The country’s foreign affairs minister, Deng Alor Kuol, defense minister, Kuol Manyang and petroleum minister Ezekiel Lol Gatkuoth signed the deal.

The group, documents Sudan Tribune obtained showed, recommitted themselves to cessation of ceasefire and stressed on the need to consolidate their relationship and common endeavor.

The signatures of the ministers who signed the deal show they represented three separate factions. Notably were the faction under President Salva Kiir, faction of the former detainees under ex-SPLM secretary general, Pagan Amum and the armed opposition faction under first vice president in unity government, Taban Deng Gai.

It is not clear whether the former detainees have resolved internal contradictions in which some of its members outside the government and in foreign countries are advocating for holistic approach while those in the government appears submissive to the views of the government and those of the armed opposition faction under the country’s first vice president which supports the views of the government in its entirety, representing a major shift in the drivers of the war.

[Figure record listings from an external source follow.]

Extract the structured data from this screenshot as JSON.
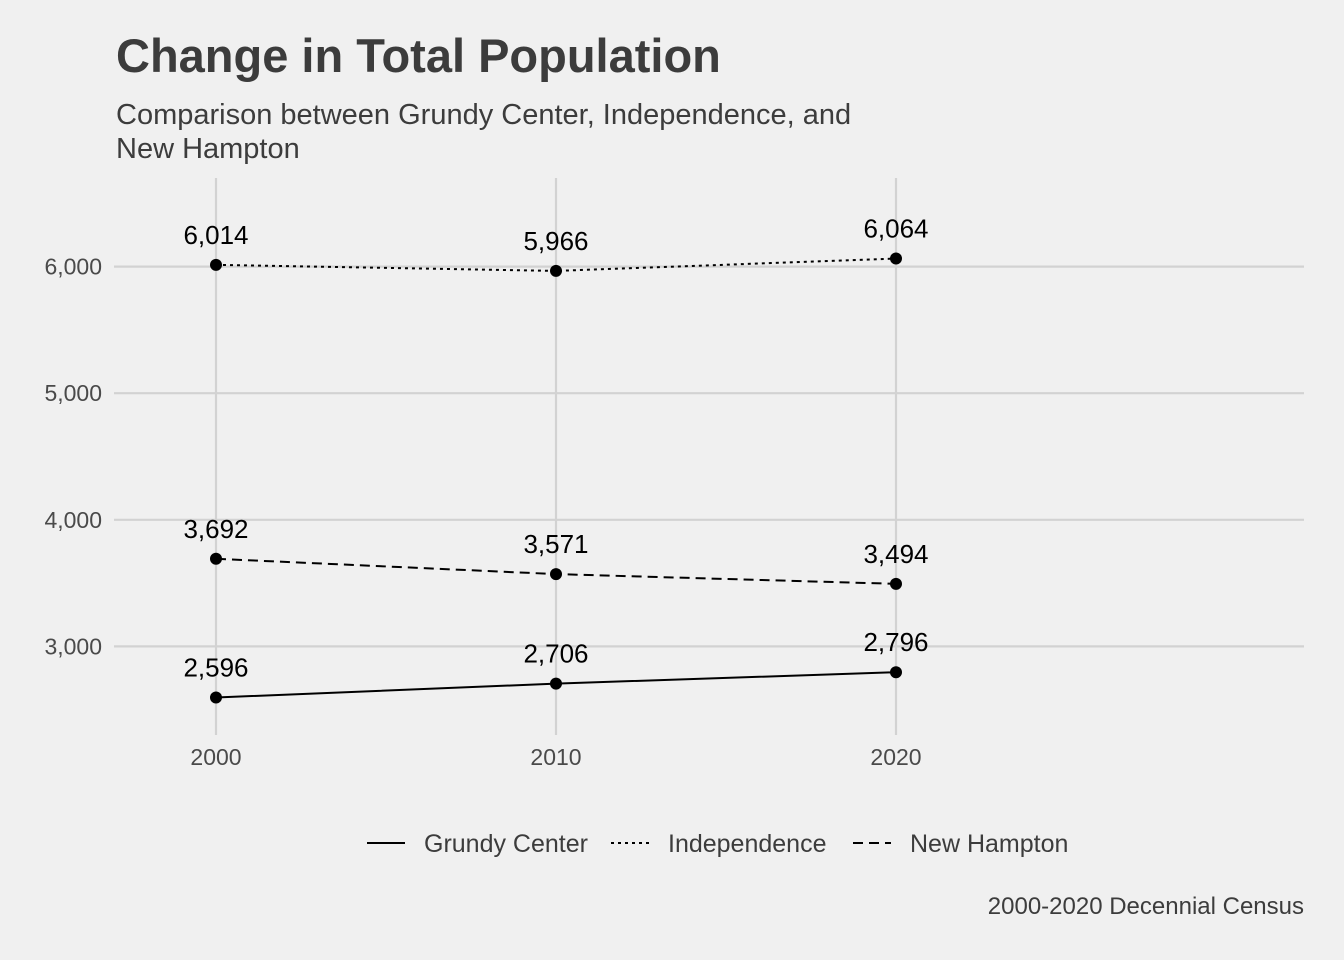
{
  "chart_data": {
    "type": "line",
    "title": "Change in Total Population",
    "subtitle": "Comparison between Grundy Center, Independence, and New Hampton",
    "caption": "2000-2020 Decennial Census",
    "xlabel": "",
    "ylabel": "",
    "x": [
      2000,
      2010,
      2020
    ],
    "x_tick_labels": [
      "2000",
      "2010",
      "2020"
    ],
    "y_ticks": [
      3000,
      4000,
      5000,
      6000
    ],
    "y_tick_labels": [
      "3,000",
      "4,000",
      "5,000",
      "6,000"
    ],
    "xlim": [
      1997,
      2032
    ],
    "ylim": [
      2300,
      6700
    ],
    "grid": true,
    "legend_position": "bottom",
    "series": [
      {
        "name": "Grundy Center",
        "values": [
          2596,
          2706,
          2796
        ],
        "labels": [
          "2,596",
          "2,706",
          "2,796"
        ],
        "linetype": "solid"
      },
      {
        "name": "Independence",
        "values": [
          6014,
          5966,
          6064
        ],
        "labels": [
          "6,014",
          "5,966",
          "6,064"
        ],
        "linetype": "dotted"
      },
      {
        "name": "New Hampton",
        "values": [
          3692,
          3571,
          3494
        ],
        "labels": [
          "3,692",
          "3,571",
          "3,494"
        ],
        "linetype": "dashed"
      }
    ],
    "colors": {
      "background": "#f0f0f0",
      "grid": "#d2d2d2",
      "line": "#000000",
      "text": "#3c3c3c"
    }
  }
}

The statement also urged the fighting groups to observe and recommit themselves to the cessation of hostilities. It pointed out that the reunified SPLM agreed to revisit the SPLM constitution and manifesto to ensure the SPLM redefine its ideological direction and agreed to ensure peace and security in the country and guarantee public safety and comprehensive security sector reform and professionalization of all security sector institutions to reflect national character.

The statement says the reunified SPLM recommits to and support establishment of comprehensive transitional justice and the political bureau shall be restructured in a manner that ensures timely decision making, internal cohesion and collective decision making.

"The reunified leadership shall develop party code of ethics and disciplinary procedures to be applicable and upheld by all members irrespective of their positions," it further reads.

The factions also agreed “to convene a national Liberation Council in Juba for the purpose of endorsing the Arusha agreement on the reunification matrix”.

President Kiir, the statement noted, will work with guarantors to provide security for those who need it.

Uganda’s Yoweri Museveni signed the new agreement as the guarantor while Betty Kigombe and Mohammed Alamir initialed the deal as witnesses.

The meeting of the SPLM factions was held in Entebbe, Uganda from 13-15 December.

Last month, the rival factions of South Sudan’s ruling party signed a unification agreement seeking to rebuild trust and confidence among them.

The deal, dubbed the “Declaration of Unification”, was signed in Cairo, Egypt under the auspices of Egyptian President Abdel-Fatah al-Sisi and Museveni.